The motion of Allie’s wrist as it bent and straightened, bent and straightened, snagged Lucas’s attention. He could imagine that same mesmerizing movement against his own body. Shaking the image off, he asked, “Is he still running Postal Express?”
Her hand froze. She kept her eyes on her plate. “No. He’s retired.”
Lucas could see something in her face…. Sorrow? Regret? He wanted to reach across the table, lay a soothing hand against her cheek. He squelched the impulse. “Will he be coming to the wedding?”
Now she did look up at him, eyes wide. “No!” She smiled, gesturing with her hand as if to take away the vehemence of her denial. “Traveling is difficult for him. He’s not in the best of health. Sherril, Stephen and I visit him on Sundays.”
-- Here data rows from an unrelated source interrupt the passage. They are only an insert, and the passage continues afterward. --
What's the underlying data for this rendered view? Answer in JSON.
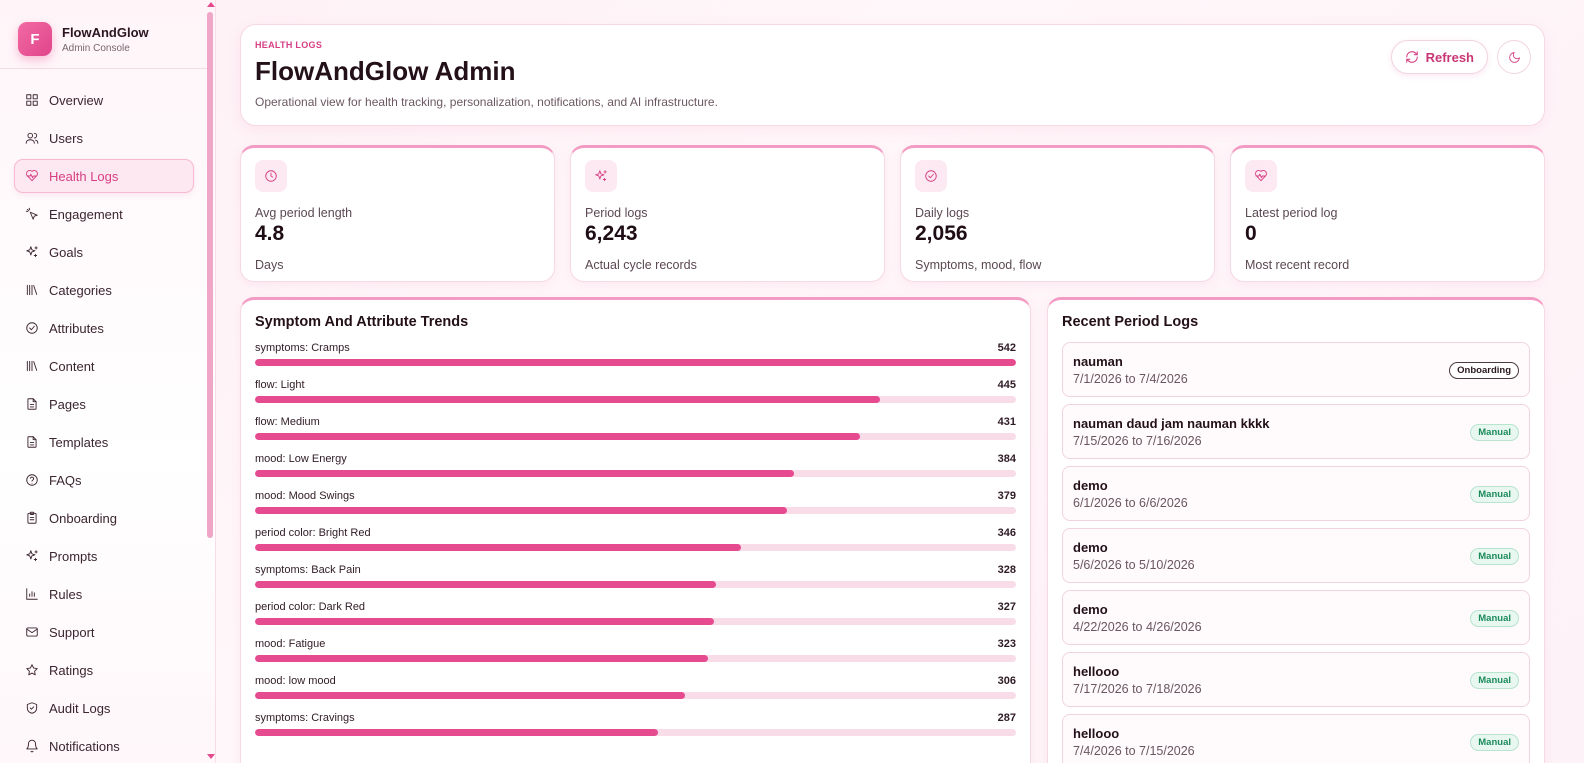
{
  "brand": {
    "logo_letter": "F",
    "name": "FlowAndGlow",
    "subtitle": "Admin Console"
  },
  "sidebar": {
    "items": [
      {
        "label": "Overview",
        "icon": "grid-icon",
        "active": false
      },
      {
        "label": "Users",
        "icon": "users-icon",
        "active": false
      },
      {
        "label": "Health Logs",
        "icon": "heart-pulse-icon",
        "active": true
      },
      {
        "label": "Engagement",
        "icon": "pointer-icon",
        "active": false
      },
      {
        "label": "Goals",
        "icon": "sparkles-icon",
        "active": false
      },
      {
        "label": "Categories",
        "icon": "library-icon",
        "active": false
      },
      {
        "label": "Attributes",
        "icon": "check-circle-icon",
        "active": false
      },
      {
        "label": "Content",
        "icon": "library-icon",
        "active": false
      },
      {
        "label": "Pages",
        "icon": "file-icon",
        "active": false
      },
      {
        "label": "Templates",
        "icon": "file-icon",
        "active": false
      },
      {
        "label": "FAQs",
        "icon": "help-circle-icon",
        "active": false
      },
      {
        "label": "Onboarding",
        "icon": "clipboard-icon",
        "active": false
      },
      {
        "label": "Prompts",
        "icon": "sparkles-icon",
        "active": false
      },
      {
        "label": "Rules",
        "icon": "bar-chart-icon",
        "active": false
      },
      {
        "label": "Support",
        "icon": "mail-icon",
        "active": false
      },
      {
        "label": "Ratings",
        "icon": "star-icon",
        "active": false
      },
      {
        "label": "Audit Logs",
        "icon": "shield-icon",
        "active": false
      },
      {
        "label": "Notifications",
        "icon": "bell-icon",
        "active": false
      }
    ]
  },
  "header": {
    "eyebrow": "HEALTH LOGS",
    "title": "FlowAndGlow Admin",
    "subtitle": "Operational view for health tracking, personalization, notifications, and AI infrastructure.",
    "refresh_label": "Refresh"
  },
  "stats": [
    {
      "label": "Avg period length",
      "value": "4.8",
      "note": "Days",
      "icon": "clock-icon"
    },
    {
      "label": "Period logs",
      "value": "6,243",
      "note": "Actual cycle records",
      "icon": "sparkles-icon"
    },
    {
      "label": "Daily logs",
      "value": "2,056",
      "note": "Symptoms, mood, flow",
      "icon": "check-circle-icon"
    },
    {
      "label": "Latest period log",
      "value": "0",
      "note": "Most recent record",
      "icon": "heart-pulse-icon"
    }
  ],
  "trends": {
    "title": "Symptom And Attribute Trends",
    "max": 542,
    "items": [
      {
        "label": "symptoms: Cramps",
        "count": 542
      },
      {
        "label": "flow: Light",
        "count": 445
      },
      {
        "label": "flow: Medium",
        "count": 431
      },
      {
        "label": "mood: Low Energy",
        "count": 384
      },
      {
        "label": "mood: Mood Swings",
        "count": 379
      },
      {
        "label": "period color: Bright Red",
        "count": 346
      },
      {
        "label": "symptoms: Back Pain",
        "count": 328
      },
      {
        "label": "period color: Dark Red",
        "count": 327
      },
      {
        "label": "mood: Fatigue",
        "count": 323
      },
      {
        "label": "mood: low mood",
        "count": 306
      },
      {
        "label": "symptoms: Cravings",
        "count": 287
      }
    ]
  },
  "recent": {
    "title": "Recent Period Logs",
    "items": [
      {
        "name": "nauman",
        "range": "7/1/2026 to 7/4/2026",
        "badge": "Onboarding"
      },
      {
        "name": "nauman daud jam nauman kkkk",
        "range": "7/15/2026 to 7/16/2026",
        "badge": "Manual"
      },
      {
        "name": "demo",
        "range": "6/1/2026 to 6/6/2026",
        "badge": "Manual"
      },
      {
        "name": "demo",
        "range": "5/6/2026 to 5/10/2026",
        "badge": "Manual"
      },
      {
        "name": "demo",
        "range": "4/22/2026 to 4/26/2026",
        "badge": "Manual"
      },
      {
        "name": "hellooo",
        "range": "7/17/2026 to 7/18/2026",
        "badge": "Manual"
      },
      {
        "name": "hellooo",
        "range": "7/4/2026 to 7/15/2026",
        "badge": "Manual"
      }
    ]
  },
  "colors": {
    "accent": "#e64b90",
    "accent_soft": "#fde8f1",
    "badge_green": "#1c8a5b"
  }
}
Now it was his turn to be curious. He tried to remember what he might have read in the business-trade magazines about French Dickenson’s retirement. If there had been mention, it must have been small enough to have passed his notice.
“I’ll meet him later, then,” Lucas said.
She nodded, then bent her head to her lunch. She pushed more of it around on her plate than she actually ate. By the time Inez came to bring the check, Allie had slid the nearly full plate aside.
She laced her fingers together and rested them on the table, tipped her head up to him. “So you won’t have anyone to invite to the wedding. No family, I mean.”
Across the room, Teresa stood at the register. She smiled broadly, speculation clear in her lined face as she watched him with Allie. There were people he could invite—Teresa, her brother Guillermo, Inez. Until this moment it hadn’t crossed his mind. Until this moment, it hadn’t occurred to him how hurt Teresa would be to be excluded. He’d gone off to Tahoe to wed Carol and Teresa still nursed that pain. It had been enough of a disappointment that his chosen bride hadn’t been Inez.
Yet, by inviting the Calderas, Lucas risked opening a door to his past he’d long ago nailed shut. How would he explain to Allie what Teresa and Guillermo were to him without telling her the rest? Only by flat lies which his foster mother would never be party to.
Damn, he never should have brought Allie to Cocina Caldera. What had he been thinking?
Glancing at the check, Lucas tossed down a twenty and rose abruptly to his feet. “The jeweler’s expecting us.”
He put out his hand to help Allie from her seat, conscious all the time of Teresa’s eyes on him. As he followed Allie from the restaurant, he waved to Teresa and Inez, glad to escape from their scrutiny.
Allie looked thoughtful as she sat beside him in the Benz, as if she was considering all the evidence and waited for it to click into place. The leather-wrapped steering wheel went slick with the sweat of his palms.